Into this largess of liberality, Hector was driving fast. Driving was never an annoying drudgery, but today it was. He needed to think about his next oeuvre which he did not even have the slightest idea of what it would be. Yet, the image of beauty, that mysterious entity formed by the midsummer’s moonlight sonata two nights ago was keeping him restless, making him breathless, and turning him resistless. The passion dashed him to the finale of his journey as he was trying to think deeper about his secret imago. ‘Finally, I am at home.’ Hector felt safe and relieved at last when he entered the studio. It was well-kept by Mrs. Maria Martinez, who came to clean on a weekly basis. The paintings and sculptures of his creation welcomed him silently, but that was even more liking to Hector. He felt free from a leviathan of stress, obligations, morality… He was intoxicated with a sudden urge to sing a hymn to Dionysus and wanted to be among the cult of his temple.
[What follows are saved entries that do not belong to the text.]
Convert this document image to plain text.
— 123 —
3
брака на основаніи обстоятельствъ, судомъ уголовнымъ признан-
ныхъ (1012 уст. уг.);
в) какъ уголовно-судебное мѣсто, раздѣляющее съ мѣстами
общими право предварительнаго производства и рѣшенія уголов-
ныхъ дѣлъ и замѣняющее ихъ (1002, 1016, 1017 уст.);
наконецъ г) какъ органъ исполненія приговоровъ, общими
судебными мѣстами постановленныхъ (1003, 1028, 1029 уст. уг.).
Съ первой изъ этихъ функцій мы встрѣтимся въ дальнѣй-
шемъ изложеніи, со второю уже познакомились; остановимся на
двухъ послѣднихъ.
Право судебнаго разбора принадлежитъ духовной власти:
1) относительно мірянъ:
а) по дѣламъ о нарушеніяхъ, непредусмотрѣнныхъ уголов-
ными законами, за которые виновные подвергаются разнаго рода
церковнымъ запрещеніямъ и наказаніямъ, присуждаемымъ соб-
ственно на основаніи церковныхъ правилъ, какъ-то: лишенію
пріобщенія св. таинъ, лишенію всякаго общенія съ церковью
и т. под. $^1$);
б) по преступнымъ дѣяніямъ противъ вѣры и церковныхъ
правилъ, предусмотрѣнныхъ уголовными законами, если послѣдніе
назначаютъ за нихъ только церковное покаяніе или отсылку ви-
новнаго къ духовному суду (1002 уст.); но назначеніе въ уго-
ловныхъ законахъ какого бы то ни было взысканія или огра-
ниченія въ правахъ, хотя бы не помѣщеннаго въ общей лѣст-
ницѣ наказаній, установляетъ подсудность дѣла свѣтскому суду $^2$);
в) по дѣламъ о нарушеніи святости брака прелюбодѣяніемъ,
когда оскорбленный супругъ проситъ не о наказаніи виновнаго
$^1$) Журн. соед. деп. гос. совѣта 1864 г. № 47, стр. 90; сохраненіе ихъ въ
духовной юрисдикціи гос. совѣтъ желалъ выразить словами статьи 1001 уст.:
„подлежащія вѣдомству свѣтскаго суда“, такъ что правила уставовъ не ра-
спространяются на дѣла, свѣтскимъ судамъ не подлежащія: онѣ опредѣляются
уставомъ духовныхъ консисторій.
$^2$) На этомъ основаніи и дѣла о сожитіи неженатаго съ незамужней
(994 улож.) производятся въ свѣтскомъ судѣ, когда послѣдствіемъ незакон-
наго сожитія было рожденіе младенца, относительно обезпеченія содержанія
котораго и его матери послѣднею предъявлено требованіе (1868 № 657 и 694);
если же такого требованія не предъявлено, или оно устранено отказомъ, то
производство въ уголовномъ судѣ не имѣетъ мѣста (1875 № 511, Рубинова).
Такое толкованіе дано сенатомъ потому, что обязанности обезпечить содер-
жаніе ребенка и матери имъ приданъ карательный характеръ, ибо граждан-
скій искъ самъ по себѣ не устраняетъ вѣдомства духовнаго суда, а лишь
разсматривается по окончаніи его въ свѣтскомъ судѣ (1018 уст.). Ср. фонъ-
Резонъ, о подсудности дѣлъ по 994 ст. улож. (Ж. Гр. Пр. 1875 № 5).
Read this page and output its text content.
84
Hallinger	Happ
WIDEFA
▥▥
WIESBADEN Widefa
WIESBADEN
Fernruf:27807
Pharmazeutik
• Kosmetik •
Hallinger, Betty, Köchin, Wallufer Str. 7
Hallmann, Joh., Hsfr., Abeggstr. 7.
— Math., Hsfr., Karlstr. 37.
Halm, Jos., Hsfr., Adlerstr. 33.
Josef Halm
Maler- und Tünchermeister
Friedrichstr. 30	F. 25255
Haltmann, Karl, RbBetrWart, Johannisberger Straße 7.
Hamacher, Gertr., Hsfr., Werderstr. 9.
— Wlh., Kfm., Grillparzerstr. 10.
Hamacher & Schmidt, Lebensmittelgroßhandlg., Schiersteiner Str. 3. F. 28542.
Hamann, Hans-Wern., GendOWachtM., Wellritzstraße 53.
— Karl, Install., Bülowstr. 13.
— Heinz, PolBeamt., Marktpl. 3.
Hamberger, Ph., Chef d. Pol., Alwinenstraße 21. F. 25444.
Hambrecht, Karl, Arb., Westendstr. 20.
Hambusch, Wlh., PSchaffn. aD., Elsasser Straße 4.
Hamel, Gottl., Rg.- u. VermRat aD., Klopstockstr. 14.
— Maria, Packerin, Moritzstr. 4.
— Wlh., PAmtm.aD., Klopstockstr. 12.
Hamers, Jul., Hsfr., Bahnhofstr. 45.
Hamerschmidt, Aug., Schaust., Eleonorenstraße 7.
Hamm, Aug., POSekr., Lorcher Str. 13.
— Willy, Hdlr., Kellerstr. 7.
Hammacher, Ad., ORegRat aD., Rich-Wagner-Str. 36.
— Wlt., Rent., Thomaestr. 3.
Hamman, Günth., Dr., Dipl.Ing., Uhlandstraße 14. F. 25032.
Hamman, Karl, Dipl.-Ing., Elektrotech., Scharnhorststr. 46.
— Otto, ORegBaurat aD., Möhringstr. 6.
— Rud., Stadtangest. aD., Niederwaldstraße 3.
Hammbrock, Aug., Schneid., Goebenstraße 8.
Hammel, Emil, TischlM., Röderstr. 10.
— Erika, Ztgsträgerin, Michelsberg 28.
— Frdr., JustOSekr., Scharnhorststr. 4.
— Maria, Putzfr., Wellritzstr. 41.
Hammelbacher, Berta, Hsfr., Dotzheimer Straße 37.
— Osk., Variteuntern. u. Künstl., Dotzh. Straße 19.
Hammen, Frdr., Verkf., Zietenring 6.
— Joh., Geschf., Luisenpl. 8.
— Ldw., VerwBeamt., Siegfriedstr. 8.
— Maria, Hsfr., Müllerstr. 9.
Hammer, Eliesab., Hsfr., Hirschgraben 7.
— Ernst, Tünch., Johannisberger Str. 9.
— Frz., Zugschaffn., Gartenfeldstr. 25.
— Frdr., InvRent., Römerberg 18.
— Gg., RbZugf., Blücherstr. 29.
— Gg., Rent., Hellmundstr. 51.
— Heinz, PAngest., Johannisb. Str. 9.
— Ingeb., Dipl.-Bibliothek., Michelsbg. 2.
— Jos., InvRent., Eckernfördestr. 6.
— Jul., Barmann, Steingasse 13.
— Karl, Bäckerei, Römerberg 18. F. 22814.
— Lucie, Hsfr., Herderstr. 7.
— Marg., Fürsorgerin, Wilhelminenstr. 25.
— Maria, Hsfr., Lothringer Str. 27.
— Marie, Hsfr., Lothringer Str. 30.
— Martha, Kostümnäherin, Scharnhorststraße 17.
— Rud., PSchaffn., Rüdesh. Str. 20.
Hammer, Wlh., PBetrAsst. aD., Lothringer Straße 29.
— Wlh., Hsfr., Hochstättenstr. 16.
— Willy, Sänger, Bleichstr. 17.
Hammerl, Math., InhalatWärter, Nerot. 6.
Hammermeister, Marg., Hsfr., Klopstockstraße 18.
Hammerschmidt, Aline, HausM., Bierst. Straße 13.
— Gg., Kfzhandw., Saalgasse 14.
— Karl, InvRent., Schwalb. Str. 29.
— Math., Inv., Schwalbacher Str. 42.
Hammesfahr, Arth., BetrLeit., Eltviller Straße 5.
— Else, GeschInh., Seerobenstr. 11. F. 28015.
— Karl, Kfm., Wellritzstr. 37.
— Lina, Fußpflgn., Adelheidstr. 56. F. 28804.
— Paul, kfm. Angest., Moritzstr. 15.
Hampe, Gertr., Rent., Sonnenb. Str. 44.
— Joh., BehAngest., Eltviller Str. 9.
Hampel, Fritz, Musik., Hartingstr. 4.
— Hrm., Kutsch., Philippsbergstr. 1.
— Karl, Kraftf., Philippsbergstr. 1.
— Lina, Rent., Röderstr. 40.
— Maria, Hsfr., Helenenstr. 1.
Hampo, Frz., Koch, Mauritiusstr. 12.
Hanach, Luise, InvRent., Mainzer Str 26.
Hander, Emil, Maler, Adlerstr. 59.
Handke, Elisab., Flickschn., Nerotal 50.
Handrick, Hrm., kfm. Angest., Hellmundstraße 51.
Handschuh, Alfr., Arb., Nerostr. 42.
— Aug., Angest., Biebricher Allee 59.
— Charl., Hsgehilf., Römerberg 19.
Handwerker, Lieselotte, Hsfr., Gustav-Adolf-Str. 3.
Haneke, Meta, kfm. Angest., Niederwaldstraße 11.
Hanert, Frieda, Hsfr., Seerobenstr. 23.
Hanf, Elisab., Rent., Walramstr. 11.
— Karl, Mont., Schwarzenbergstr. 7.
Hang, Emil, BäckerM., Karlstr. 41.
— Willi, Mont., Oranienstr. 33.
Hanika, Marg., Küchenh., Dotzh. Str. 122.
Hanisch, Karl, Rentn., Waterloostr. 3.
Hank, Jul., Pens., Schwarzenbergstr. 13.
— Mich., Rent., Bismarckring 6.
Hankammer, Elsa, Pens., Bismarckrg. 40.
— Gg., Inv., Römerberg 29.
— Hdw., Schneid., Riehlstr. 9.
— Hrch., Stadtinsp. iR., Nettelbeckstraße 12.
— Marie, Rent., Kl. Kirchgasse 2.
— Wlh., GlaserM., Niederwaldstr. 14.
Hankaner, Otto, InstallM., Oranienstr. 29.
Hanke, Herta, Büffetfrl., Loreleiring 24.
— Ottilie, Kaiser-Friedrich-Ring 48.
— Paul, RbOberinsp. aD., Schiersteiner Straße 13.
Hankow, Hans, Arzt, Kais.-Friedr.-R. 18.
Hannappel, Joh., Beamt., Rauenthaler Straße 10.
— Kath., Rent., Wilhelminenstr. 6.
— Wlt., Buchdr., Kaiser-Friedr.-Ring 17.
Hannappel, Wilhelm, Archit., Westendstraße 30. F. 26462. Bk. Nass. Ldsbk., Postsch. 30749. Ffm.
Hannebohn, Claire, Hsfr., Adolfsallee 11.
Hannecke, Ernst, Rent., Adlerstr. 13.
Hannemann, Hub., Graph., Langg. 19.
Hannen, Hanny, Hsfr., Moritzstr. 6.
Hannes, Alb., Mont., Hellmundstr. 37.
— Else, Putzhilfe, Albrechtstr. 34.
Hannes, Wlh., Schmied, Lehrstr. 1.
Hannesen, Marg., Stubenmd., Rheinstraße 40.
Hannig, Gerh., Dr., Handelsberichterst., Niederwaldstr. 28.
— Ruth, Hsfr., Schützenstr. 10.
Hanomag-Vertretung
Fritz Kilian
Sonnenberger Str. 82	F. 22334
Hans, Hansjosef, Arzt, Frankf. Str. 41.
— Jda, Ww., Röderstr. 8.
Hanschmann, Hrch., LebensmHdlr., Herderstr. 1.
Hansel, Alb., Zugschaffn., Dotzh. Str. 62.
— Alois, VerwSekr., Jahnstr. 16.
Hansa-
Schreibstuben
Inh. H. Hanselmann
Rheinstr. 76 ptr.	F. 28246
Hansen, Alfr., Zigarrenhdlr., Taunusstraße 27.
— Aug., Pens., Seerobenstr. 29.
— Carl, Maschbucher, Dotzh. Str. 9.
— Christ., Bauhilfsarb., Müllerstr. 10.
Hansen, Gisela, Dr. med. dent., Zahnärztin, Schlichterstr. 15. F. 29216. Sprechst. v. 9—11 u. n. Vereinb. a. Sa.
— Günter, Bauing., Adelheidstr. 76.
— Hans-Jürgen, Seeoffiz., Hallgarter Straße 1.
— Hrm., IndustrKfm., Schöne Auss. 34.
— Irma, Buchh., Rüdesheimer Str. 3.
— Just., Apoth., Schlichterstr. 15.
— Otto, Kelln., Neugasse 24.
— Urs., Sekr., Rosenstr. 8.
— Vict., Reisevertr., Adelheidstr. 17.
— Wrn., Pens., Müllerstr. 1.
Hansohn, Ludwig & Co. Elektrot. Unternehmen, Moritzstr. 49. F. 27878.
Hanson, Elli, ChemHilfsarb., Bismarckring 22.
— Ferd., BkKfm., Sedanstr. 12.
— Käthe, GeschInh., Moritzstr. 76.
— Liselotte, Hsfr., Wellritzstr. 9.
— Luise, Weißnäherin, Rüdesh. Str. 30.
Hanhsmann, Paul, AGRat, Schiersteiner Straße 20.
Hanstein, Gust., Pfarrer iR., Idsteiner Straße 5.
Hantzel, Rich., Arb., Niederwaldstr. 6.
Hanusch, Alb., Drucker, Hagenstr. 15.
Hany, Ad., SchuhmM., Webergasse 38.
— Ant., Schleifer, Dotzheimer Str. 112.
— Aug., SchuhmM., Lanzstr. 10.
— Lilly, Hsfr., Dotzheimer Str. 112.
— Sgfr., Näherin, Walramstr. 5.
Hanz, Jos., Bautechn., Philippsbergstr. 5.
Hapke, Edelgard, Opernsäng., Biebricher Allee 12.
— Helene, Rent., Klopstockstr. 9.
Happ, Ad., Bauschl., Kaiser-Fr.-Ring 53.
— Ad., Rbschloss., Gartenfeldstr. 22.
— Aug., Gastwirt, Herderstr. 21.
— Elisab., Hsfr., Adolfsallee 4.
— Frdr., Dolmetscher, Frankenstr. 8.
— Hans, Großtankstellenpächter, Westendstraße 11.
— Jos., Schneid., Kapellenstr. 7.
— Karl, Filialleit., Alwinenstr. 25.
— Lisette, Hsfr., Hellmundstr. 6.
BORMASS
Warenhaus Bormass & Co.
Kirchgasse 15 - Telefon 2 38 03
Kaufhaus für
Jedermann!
Out of the bliss of solipsistic presence came his ritual bath filled with an aromatic fragrance and warm water that would melt any man of steel or wood into a captive of euphoric oblivion; it smeared Hector’s manliness with an enchanting perfume of calm and soaked it in Sea of Forgetfulness. So much so that Hector wanted to proclaim such euphoric moment to be part of his Eleusinian Mysteries by hollering “Eureka,” just as Archimedes had done. My dear reader, it all seems that taking a bath would lead one to brilliant enlightenment.
It was almost 6:00 PM when Hector decided to take an evening promenade. He was a perambulator, taking delight in walking a long distance, which put him in a league with Henry Thoreau, Edgar Allen Poe, and Robert Browning, all of whom walked with pleasure for hours. He could walk far and wide without specific destinations. Wandering like a cloud across the vast skies, Hector returned to his true self as a hunter. He was a hunter again, and he was a want of fresh blood that gave him vitality for life in which he with wife Moira and little daughters had given hostages to fortune. So, like a lone wolf that intentionally broke away from its pack, into the dusky horizon Hector started to walk as his instinct ruled over his way.